TELEMAC-MASCARET Forum: Not enough slots available in the system (1/1)

Welcome, Guest

TOPIC: Not enough slots available in the system

Not enough slots available in the system 3 years 11 months ago #38240

o.gourgue
OFFLINE
Expert Boarder
Posts: 155
Thank you received: 11

I am running Telemac (version 8.2.0) as follows on a supercomputer (each node has 28 processors):

telemac2d.py t2d_input.cas --ncsize=28

And it works just fine.

If I try to run on more than 1 node:

telemac2d.py t2d_input.cas --ncsize=56

I got the following error:

There are not enough slots available in the system to satisfy the 56
slots that were requested by the application:

/project/geomorph/ogourgue/TIGER/Runs/TIGER_000-2/t2d_input.cas_2021-04-12-16h14min53s/out_user_fortran

Either request fewer slots for your application, or make more slots
available for use.

A "slot" is the Open MPI term for an allocatable unit where we can
launch a process. The number of slots available are defined by the
environment in which Open MPI processes are run:

1. Hostfile, via "slots=N" clauses (N defaults to number of
processor cores if not provided)
2. The --host command line parameter, via a ":N" suffix on the
hostname (N defaults to 1 if not provided)
3. Resource manager (e.g., SLURM, PBS/Torque, LSF, etc.)
4. If none of a hostfile, the --host command line parameter, or an
RM is present, Open MPI defaults to the number of processor cores

In all the above cases, if you want Open MPI to default to the number
of hardware threads instead of the number of processor cores, use the
--use-hwthread-cpus option.

Alternatively, you can use the --oversubscribe option to ignore the
number of available slots when deciding the number of processes to
launch.

I am looking at it with the IT team in charge of that supercomputer and they suspect the problem comes from Telemac. Personally, I have never experienced that with Telemac on other supercomputers. But maybe someone has? If so, please share your solution!

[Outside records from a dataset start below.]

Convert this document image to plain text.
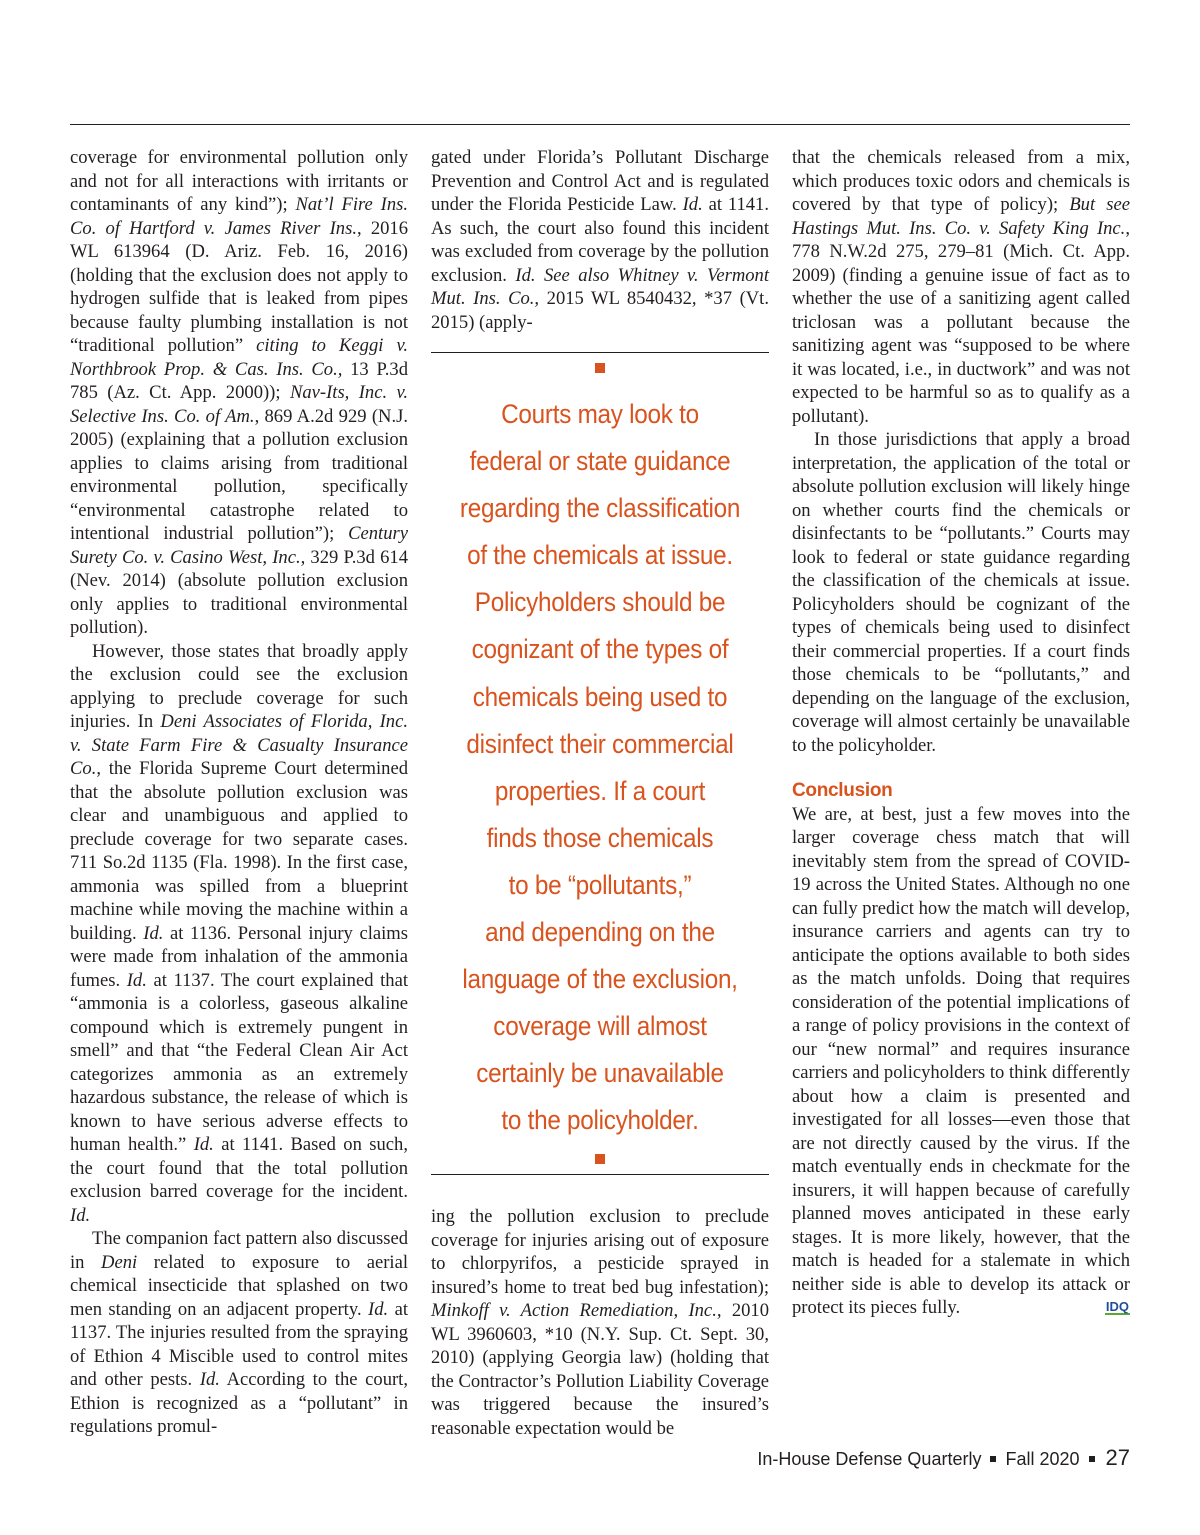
coverage for environmental pollution only and not for all interactions with irritants or contaminants of any kind”); Nat’l Fire Ins. Co. of Hartford v. James River Ins., 2016 WL 613964 (D. Ariz. Feb. 16, 2016) (holding that the exclusion does not apply to hydrogen sulfide that is leaked from pipes because faulty plumbing installation is not “traditional pollution” citing to Keggi v. Northbrook Prop. & Cas. Ins. Co., 13 P.3d 785 (Az. Ct. App. 2000)); Nav-Its, Inc. v. Selective Ins. Co. of Am., 869 A.2d 929 (N.J. 2005) (explaining that a pollution exclusion applies to claims arising from traditional environmental pollution, specifically “environmental catastrophe related to intentional industrial pollution”); Century Surety Co. v. Casino West, Inc., 329 P.3d 614 (Nev. 2014) (absolute pollution exclusion only applies to traditional environmental pollution).

However, those states that broadly apply the exclusion could see the exclusion applying to preclude coverage for such injuries. In Deni Associates of Florida, Inc. v. State Farm Fire & Casualty Insurance Co., the Florida Supreme Court determined that the absolute pollution exclusion was clear and unambiguous and applied to preclude coverage for two separate cases. 711 So.2d 1135 (Fla. 1998). In the first case, ammonia was spilled from a blueprint machine while moving the machine within a building. Id. at 1136. Personal injury claims were made from inhalation of the ammonia fumes. Id. at 1137. The court explained that “ammonia is a colorless, gaseous alkaline compound which is extremely pungent in smell” and that “the Federal Clean Air Act categorizes ammonia as an extremely hazardous substance, the release of which is known to have serious adverse effects to human health.” Id. at 1141. Based on such, the court found that the total pollution exclusion barred coverage for the incident. Id.

The companion fact pattern also discussed in Deni related to exposure to aerial chemical insecticide that splashed on two men standing on an adjacent property. Id. at 1137. The injuries resulted from the spraying of Ethion 4 Miscible used to control mites and other pests. Id. According to the court, Ethion is recognized as a “pollutant” in regulations promul-

gated under Florida’s Pollutant Discharge Prevention and Control Act and is regulated under the Florida Pesticide Law. Id. at 1141. As such, the court also found this incident was excluded from coverage by the pollution exclusion. Id. See also Whitney v. Vermont Mut. Ins. Co., 2015 WL 8540432, *37 (Vt. 2015) (apply-

Courts may look to
federal or state guidance
regarding the classification
of the chemicals at issue.
Policyholders should be
cognizant of the types of
chemicals being used to
disinfect their commercial
properties. If a court
finds those chemicals
to be “pollutants,”
and depending on the
language of the exclusion,
coverage will almost
certainly be unavailable
to the policyholder.

ing the pollution exclusion to preclude coverage for injuries arising out of exposure to chlorpyrifos, a pesticide sprayed in insured’s home to treat bed bug infestation); Minkoff v. Action Remediation, Inc., 2010 WL 3960603, *10 (N.Y. Sup. Ct. Sept. 30, 2010) (applying Georgia law) (holding that the Contractor’s Pollution Liability Coverage was triggered because the insured’s reasonable expectation would be

that the chemicals released from a mix, which produces toxic odors and chemicals is covered by that type of policy); But see Hastings Mut. Ins. Co. v. Safety King Inc., 778 N.W.2d 275, 279–81 (Mich. Ct. App. 2009) (finding a genuine issue of fact as to whether the use of a sanitizing agent called triclosan was a pollutant because the sanitizing agent was “supposed to be where it was located, i.e., in ductwork” and was not expected to be harmful so as to qualify as a pollutant).

In those jurisdictions that apply a broad interpretation, the application of the total or absolute pollution exclusion will likely hinge on whether courts find the chemicals or disinfectants to be “pollutants.” Courts may look to federal or state guidance regarding the classification of the chemicals at issue. Policyholders should be cognizant of the types of chemicals being used to disinfect their commercial properties. If a court finds those chemicals to be “pollutants,” and depending on the language of the exclusion, coverage will almost certainly be unavailable to the policyholder.

Conclusion

We are, at best, just a few moves into the larger coverage chess match that will inevitably stem from the spread of COVID-19 across the United States. Although no one can fully predict how the match will develop, insurance carriers and agents can try to anticipate the options available to both sides as the match unfolds. Doing that requires consideration of the potential implications of a range of policy provisions in the context of our “new normal” and requires insurance carriers and policyholders to think differently about how a claim is presented and investigated for all losses—even those that are not directly caused by the virus. If the match eventually ends in checkmate for the insurers, it will happen because of carefully planned moves anticipated in these early stages. It is more likely, however, that the match is headed for a stalemate in which neither side is able to develop its attack or protect its pieces fully.	IDQ

In-House Defense Quarterly Fall 2020 27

Attached is my configuration file.

Attachments:

systel.scc.cfg (1KB)

The administrator has disabled public write access.

Not enough slots available in the system 3 years 11 months ago #38248

o.gourgue OFFLINE Expert Boarder Posts: 155 Thank you received: 11	Is there someone with any idea how to solve this problem? We've run some tests on the supercomputer, and the problem doesn't come from Open MPI (other applications run just fine).
	The administrator has disabled public write access.

Not enough slots available in the system 3 years 11 months ago #38249

yugi OFFLINE openTELEMAC Guru Posts: 851 Thank you received: 244	Hi, Can you try removing "-machinefile MPI_HOSTFILE" in mpi_cmexec ? Is the supercomputer using a scheduler (like slurm) to submit scripts ? If that is the case you might need a configuration like gaia.intel.dyn from systel.edf.cfg If you a dcoumentation or anything about the supercomputer I can help you create a configuration that match it.
	There are 10 types of people in the world: those who understand binary, and those who don't. The administrator has disabled public write access. The following user(s) said Thank You: o.gourgue, phmusiedlak

Not enough slots available in the system 3 years 11 months ago #38250

o.gourgue OFFLINE Expert Boarder Posts: 155 Thank you received: 11	Removing "-machinefile MPI_HOSTFILE" was the solution. The supercomputer uses TORQUE. Thanks!
	The administrator has disabled public write access.